Use Ray to parallelize tasks

Hello,

Is it possible with Ray to launch a set of k tasks using Ray in such a way it automatically sets a number of CPUs and a given number of GPUs available per task?

Without any tuning of the models I mean.

Thank you,
Luca

Hi Luca, can you tell us a bit more about your use case? What do you want to achieve specifically?

Hello @kai, my use case was the following: I had just finished tuning some meta-model and I needed to run on the same multiple holdouts some base-line models, so for like M models, each one with T tasks, I would have needed to run H holdouts.

When running the optimization with tune, Ray makes it possible and especially easy to define the number of cores, the percentage of GPU usage per task and generally handle the scheduling of the tasks, according to the available resources.

I would have found very helpful to be able to define a list of tasks, each one with its callback, its parameters and resources requirement, feeding this to something like results = ray.distribute(tasks).

From the Ray tutorials I have seen, I believe that this is kind-off possible, but I could not figure it out and I ended up just writing a single-use wrapper for the methods that does what I described above, that only works with a single machine and not a cluster.
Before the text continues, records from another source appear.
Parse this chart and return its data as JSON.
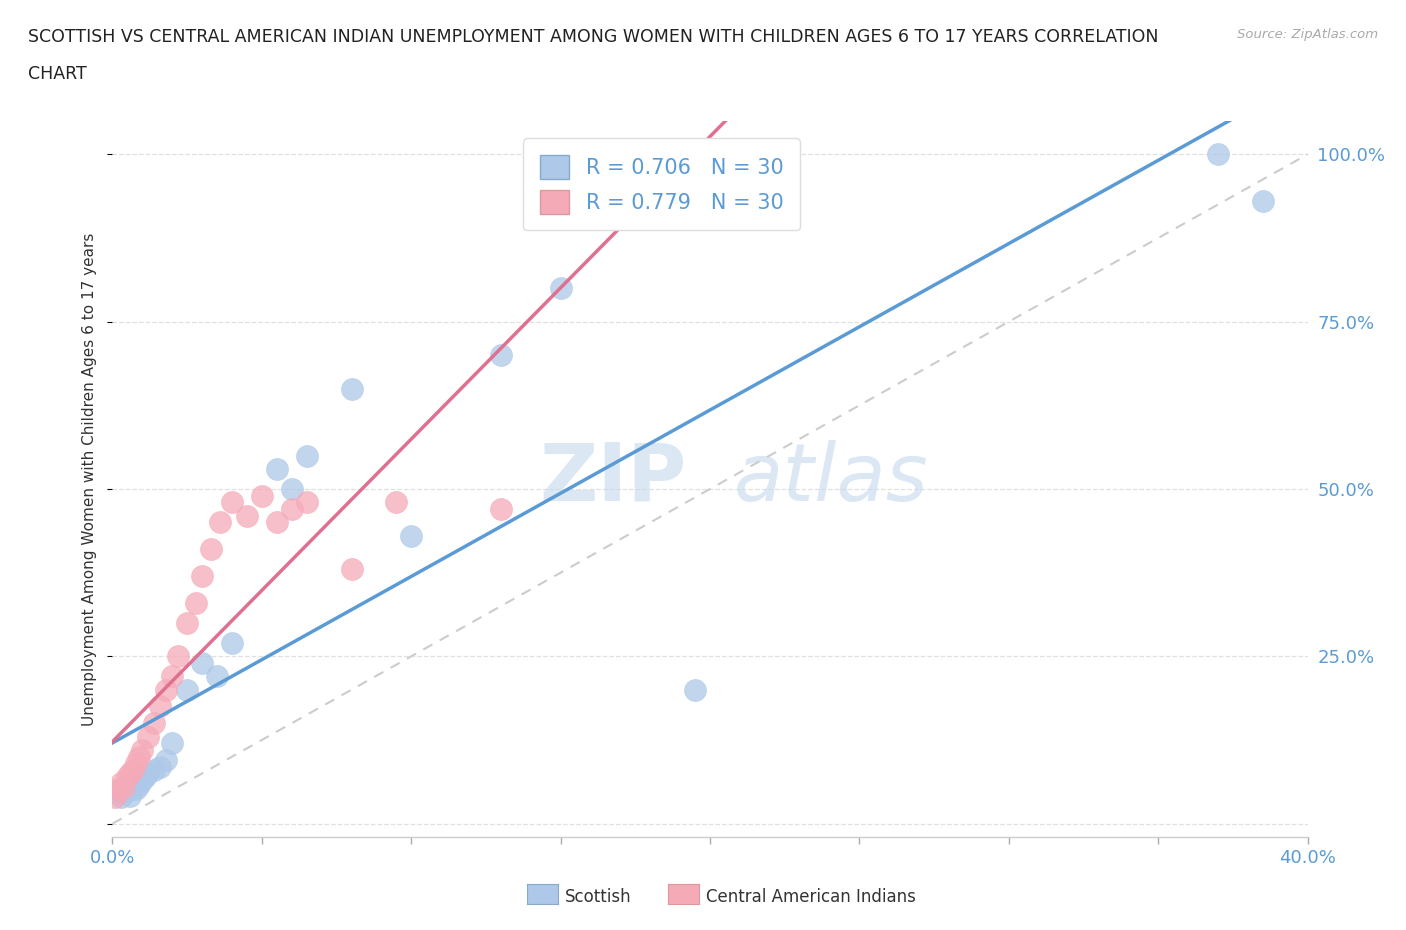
{
  "title_line1": "SCOTTISH VS CENTRAL AMERICAN INDIAN UNEMPLOYMENT AMONG WOMEN WITH CHILDREN AGES 6 TO 17 YEARS CORRELATION",
  "title_line2": "CHART",
  "source": "Source: ZipAtlas.com",
  "ylabel": "Unemployment Among Women with Children Ages 6 to 17 years",
  "xlim": [
    0.0,
    0.4
  ],
  "ylim": [
    -0.02,
    1.05
  ],
  "scottish_color": "#adc8e8",
  "cai_color": "#f5aab8",
  "scottish_line_color": "#5b9bd5",
  "cai_line_color": "#e07090",
  "ref_line_color": "#cccccc",
  "watermark_zip": "ZIP",
  "watermark_atlas": "atlas",
  "background_color": "#ffffff",
  "grid_color": "#e0e0e0",
  "scottish_x": [
    0.001,
    0.002,
    0.003,
    0.004,
    0.005,
    0.006,
    0.007,
    0.008,
    0.009,
    0.01,
    0.011,
    0.012,
    0.014,
    0.016,
    0.018,
    0.02,
    0.025,
    0.03,
    0.035,
    0.04,
    0.055,
    0.06,
    0.065,
    0.08,
    0.1,
    0.13,
    0.15,
    0.195,
    0.37,
    0.385
  ],
  "scottish_y": [
    0.05,
    0.045,
    0.04,
    0.055,
    0.048,
    0.042,
    0.06,
    0.052,
    0.058,
    0.065,
    0.07,
    0.075,
    0.08,
    0.085,
    0.095,
    0.12,
    0.2,
    0.24,
    0.22,
    0.27,
    0.53,
    0.5,
    0.55,
    0.65,
    0.43,
    0.7,
    0.8,
    0.2,
    1.0,
    0.93
  ],
  "cai_x": [
    0.001,
    0.002,
    0.003,
    0.004,
    0.005,
    0.006,
    0.007,
    0.008,
    0.009,
    0.01,
    0.012,
    0.014,
    0.016,
    0.018,
    0.02,
    0.022,
    0.025,
    0.028,
    0.03,
    0.033,
    0.036,
    0.04,
    0.045,
    0.05,
    0.055,
    0.06,
    0.065,
    0.08,
    0.095,
    0.13
  ],
  "cai_y": [
    0.04,
    0.05,
    0.06,
    0.055,
    0.07,
    0.075,
    0.08,
    0.09,
    0.1,
    0.11,
    0.13,
    0.15,
    0.175,
    0.2,
    0.22,
    0.25,
    0.3,
    0.33,
    0.37,
    0.41,
    0.45,
    0.48,
    0.46,
    0.49,
    0.45,
    0.47,
    0.48,
    0.38,
    0.48,
    0.47
  ],
  "scottish_r": 0.706,
  "scottish_n": 30,
  "cai_r": 0.779,
  "cai_n": 30
}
With Ray ability to scale on different systems, from notebooks to HPCs, something like this to distribute tasks would come very handy. It would sort-of be a relatively painless SLURM system (nothing running on HPCs will ever be painless :stuck_out_tongue: ).

I’m not sure if I understand correctly, but if you just want to start a bunch of remote tasks with specific resource requirements, you can do something like this:

import ray

def remote_task(args):
    pass  # Do something

task_1 = ray.remote(num_cpus=2, num_gpus=1)(remote_task).remote(arg)
task_2 = ray.remote(num_cpus=4, num_gpus=2)(remote_task).remote(arg)
task_3 = ray.remote(num_cpus=1, num_gpus=0)(remote_task).remote(arg)

ray.get([task_1, task_2, task_3])

If a task in infeasible to schedule it will be queued and run as soon as it is possible to do so. Though yeah, the way Ray Tune keeps track of used resources is quite nice.

If you want to you can share your single-purpose script and we can see if there’s any quick wins you could do to parallelize this better!